Fast Adaptive Non-Monotone Submodular Maximization Subject to a Knapsack Constraint
Georgios Amanatidis, Federico Fusco, Philip Lazos, Stefano Leonardi, Rebecca Reiffenhäuser
TL;DR
This work addresses maximizing a possibly non-monotone submodular function under a knapsack constraint, focusing on massive and stochastic instances. It introduces SampleGreedy, a simple randomized density-greedy framework that achieves a $5.83$-approximation in $O(n \log n)$ value oracle calls, with a lazy variant attaining $3+2\sqrt{2}+\varepsilon$ while maintaining nearly-linear complexity; it also extends to adaptive non-monotone submodular maximization, yielding a $9$-approximation to the best adaptive policy. The adaptive extension, AdaptiveGreedy, achieves the first constant-factor guarantee for non-monotone objectives in the adaptive submodular setting, with a lazy version giving $9+\varepsilon$. Empirical results on video recommendation and influence-exploit tasks corroborate the theoretical findings, showing SampleGreedy consistently outperforms FANTOM in both value and efficiency across large-scale datasets and budgets, highlighting the approach’s practicality and scalability.
Abstract
Constrained submodular maximization problems encompass a wide variety of applications, including personalized recommendation, team formation, and revenue maximization via viral marketing.

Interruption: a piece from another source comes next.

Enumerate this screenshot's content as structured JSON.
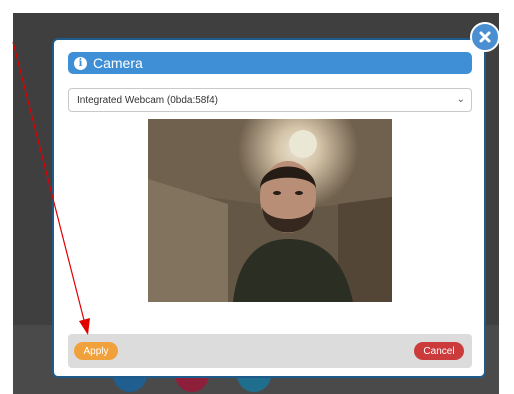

The massive instances occurring in modern day applications can render existing algorithms prohibitively slow, while frequently, those instances are also inherently stochastic. Focusing on these challenges, we revisit the classic problem of maximizing a (possibly non-monotone) submodular function subject to a knapsack constraint. We present a simple randomized greedy algorithm that achieves a $5.83$ approximation and runs in $O(n \log n)$ time, i.e., at least a factor $n$ faster than other state-of-the-art algorithms. The robustness of our approach allows us to further transfer it to a stochastic version of the problem. There, we obtain a 9-approximation to the best adaptive policy, which is the first constant approximation for non-monotone objectives. Experimental evaluation of our algorithms showcases their improved performance on real and synthetic data.